UK inquest determines Jewish student did not commit suicide in ’03 in Germany

His family believes he was murdered because he was an open Jew.

JEREMIAH DUGGAN (photo credit: Wikimedia Commons)
JEREMIAH DUGGAN
(photo credit: Wikimedia Commons)
LONDON – After 12 years of fighting to find the truth about her son Jeremiah’s mysterious death, Erica Duggan has vowed to continue her struggle to discover the circumstances surrounding what she believes was the 22-year-old’s murder while attending a conference in Germany. A London inquest decided Friday that contrary to a previous ruling from the German authorities, Duggan did not commit suicide.
Jeremiah Duggan had attended a conference of the LaRouche German right-wing organization, just before being hit by two cars on a motorway in 2003. While studying English Literature at the Sorbonne in Paris, he had become increasingly concerned about the escalating conflict in Iraq and he had believed he was attending a youth anti-war gathering in Wiesbaden, in Germany’s Hesse state.
The court heard, however, that a left-wing message was used to lure him into the right-wing German cult meeting.
He had no hesitation identifying himself as a Jew, and his family remains convinced that this was probably connected with his subsequent death.
German police, who found his body on March 27, 2003, on the highway near the city where he had been hit by two cars, initially claimed he had “committed suicide by means of a traffic accident.”

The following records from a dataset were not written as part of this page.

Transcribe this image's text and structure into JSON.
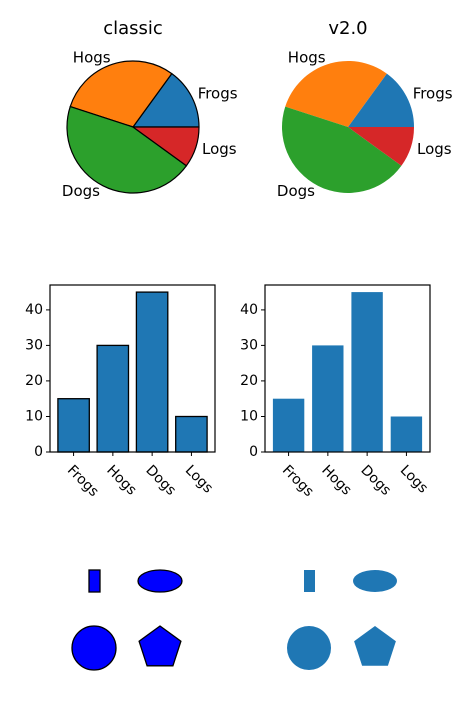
{
  "chart_data": [
    {
      "type": "pie",
      "title": "classic",
      "style": "classic",
      "labels": [
        "Frogs",
        "Hogs",
        "Dogs",
        "Logs"
      ],
      "values": [
        15,
        30,
        45,
        10
      ],
      "colors": [
        "#1f77b4",
        "#ff7f0e",
        "#2ca02c",
        "#d62728"
      ],
      "edgecolor": "#000000",
      "startangle": 0
    },
    {
      "type": "pie",
      "title": "v2.0",
      "style": "v2.0",
      "labels": [
        "Frogs",
        "Hogs",
        "Dogs",
        "Logs"
      ],
      "values": [
        15,
        30,
        45,
        10
      ],
      "colors": [
        "#1f77b4",
        "#ff7f0e",
        "#2ca02c",
        "#d62728"
      ],
      "edgecolor": "none",
      "startangle": 0
    },
    {
      "type": "bar",
      "style": "classic",
      "categories": [
        "Frogs",
        "Hogs",
        "Dogs",
        "Logs"
      ],
      "values": [
        15,
        30,
        45,
        10
      ],
      "ylim": [
        0,
        47
      ],
      "yticks": [
        0,
        10,
        20,
        30,
        40
      ],
      "color": "#1f77b4",
      "edgecolor": "#000000",
      "xtick_rotation": -45
    },
    {
      "type": "bar",
      "style": "v2.0",
      "categories": [
        "Frogs",
        "Hogs",
        "Dogs",
        "Logs"
      ],
      "values": [
        15,
        30,
        45,
        10
      ],
      "ylim": [
        0,
        47
      ],
      "yticks": [
        0,
        10,
        20,
        30,
        40
      ],
      "color": "#1f77b4",
      "edgecolor": "none",
      "xtick_rotation": -45
    }
  ],
  "patches": [
    {
      "style": "classic",
      "fill": "#0000ff",
      "edgecolor": "#000000",
      "shapes": [
        "rectangle",
        "ellipse",
        "circle",
        "pentagon"
      ]
    },
    {
      "style": "v2.0",
      "fill": "#1f77b4",
      "edgecolor": "none",
      "shapes": [
        "rectangle",
        "ellipse",
        "circle",
        "pentagon"
      ]
    }
  ]
}
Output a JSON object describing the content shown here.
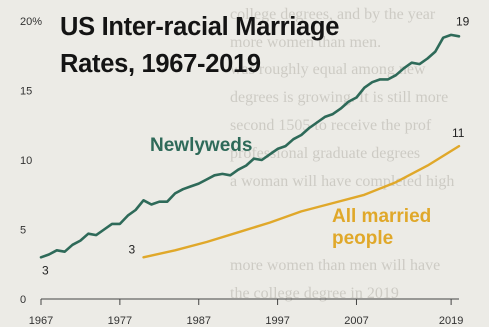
{
  "chart_data": {
    "type": "line",
    "title": "US Inter-racial Marriage Rates, 1967-2019",
    "y_unit": "%",
    "xlim": [
      1967,
      2020
    ],
    "ylim": [
      0,
      20
    ],
    "x_ticks": [
      1967,
      1977,
      1987,
      1997,
      2007,
      2019
    ],
    "y_ticks": [
      {
        "value": 0,
        "label": "0"
      },
      {
        "value": 5,
        "label": "5"
      },
      {
        "value": 10,
        "label": "10"
      },
      {
        "value": 15,
        "label": "15"
      },
      {
        "value": 20,
        "label": "20%"
      }
    ],
    "grid": false,
    "legend": "inline",
    "series": [
      {
        "name": "Newlyweds",
        "color": "#2e6a59",
        "start_label": "3",
        "end_label": "19",
        "points": [
          [
            1967,
            3.0
          ],
          [
            1968,
            3.2
          ],
          [
            1969,
            3.5
          ],
          [
            1970,
            3.4
          ],
          [
            1971,
            3.9
          ],
          [
            1972,
            4.2
          ],
          [
            1973,
            4.7
          ],
          [
            1974,
            4.6
          ],
          [
            1975,
            5.0
          ],
          [
            1976,
            5.4
          ],
          [
            1977,
            5.4
          ],
          [
            1978,
            6.0
          ],
          [
            1979,
            6.4
          ],
          [
            1980,
            7.1
          ],
          [
            1981,
            6.8
          ],
          [
            1982,
            7.0
          ],
          [
            1983,
            7.0
          ],
          [
            1984,
            7.6
          ],
          [
            1985,
            7.9
          ],
          [
            1986,
            8.1
          ],
          [
            1987,
            8.3
          ],
          [
            1988,
            8.6
          ],
          [
            1989,
            8.9
          ],
          [
            1990,
            9.0
          ],
          [
            1991,
            8.9
          ],
          [
            1992,
            9.3
          ],
          [
            1993,
            9.6
          ],
          [
            1994,
            10.1
          ],
          [
            1995,
            10.0
          ],
          [
            1996,
            10.4
          ],
          [
            1997,
            10.8
          ],
          [
            1998,
            11.0
          ],
          [
            1999,
            11.5
          ],
          [
            2000,
            11.8
          ],
          [
            2001,
            12.3
          ],
          [
            2002,
            12.7
          ],
          [
            2003,
            13.1
          ],
          [
            2004,
            13.3
          ],
          [
            2005,
            13.7
          ],
          [
            2006,
            14.2
          ],
          [
            2007,
            14.5
          ],
          [
            2008,
            15.2
          ],
          [
            2009,
            15.6
          ],
          [
            2010,
            15.8
          ],
          [
            2011,
            15.8
          ],
          [
            2012,
            16.1
          ],
          [
            2013,
            16.6
          ],
          [
            2014,
            17.0
          ],
          [
            2015,
            16.9
          ],
          [
            2016,
            17.3
          ],
          [
            2017,
            17.8
          ],
          [
            2018,
            18.8
          ],
          [
            2019,
            19.0
          ],
          [
            2020,
            18.9
          ]
        ]
      },
      {
        "name": "All married people",
        "label_lines": [
          "All married",
          "people"
        ],
        "color": "#e0a82a",
        "start_label": "3",
        "end_label": "11",
        "points": [
          [
            1980,
            3.0
          ],
          [
            1984,
            3.5
          ],
          [
            1988,
            4.1
          ],
          [
            1992,
            4.8
          ],
          [
            1996,
            5.5
          ],
          [
            2000,
            6.3
          ],
          [
            2004,
            6.9
          ],
          [
            2008,
            7.5
          ],
          [
            2012,
            8.4
          ],
          [
            2016,
            9.6
          ],
          [
            2020,
            11.0
          ]
        ]
      }
    ]
  },
  "background_text": [
    "college degrees, and by the year",
    "more women than men.",
    "was roughly equal among new",
    "degrees is growing. It is still more",
    "second 1505 to receive the prof",
    "professional graduate degrees",
    "a woman will have completed high",
    "more women than men will have",
    "the college degree in 2019"
  ]
}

However, dissatisfied with the German verdict, his north London family started an extensive campaign to have the initial decision overturned, with the British High Court agreeing in 2010 to allow a British coroners court to take its own evidence, culminating in Friday’s finding.
North London Coroner Andrew Walker said the student’s having told conference organizers he was Jewish “may have had a bearing on his death.” According to the inquest’s conclusions, the combination of the factors may have put Duggan “at risk from members of the [LaRouche] organization and caused him to be distressed.”
Walker dismissed theories that Duggan’s death had been “set up” with driver testimony suggesting that the student had run in front of the traffic.
There were, he added “a number of unexplained injuries” suggesting that there may have been an altercation at some stage before his death As the verdict was read out, Mrs. Duggan shouted, “Justice...
We want justice.”
In a statement issued after the verdict, the family said that pressure should now be put on the German authorities to “ensure this powerful and dramatic narrative verdict leads to a deeper investigation in the country where Jeremiah was killed, including the role played of the organization.”
The family added that it hoped his legacy would be that “the strong message that such extremist organizations exist which target university students for recruitment has been heard so that the dangers they pose can be avoided.”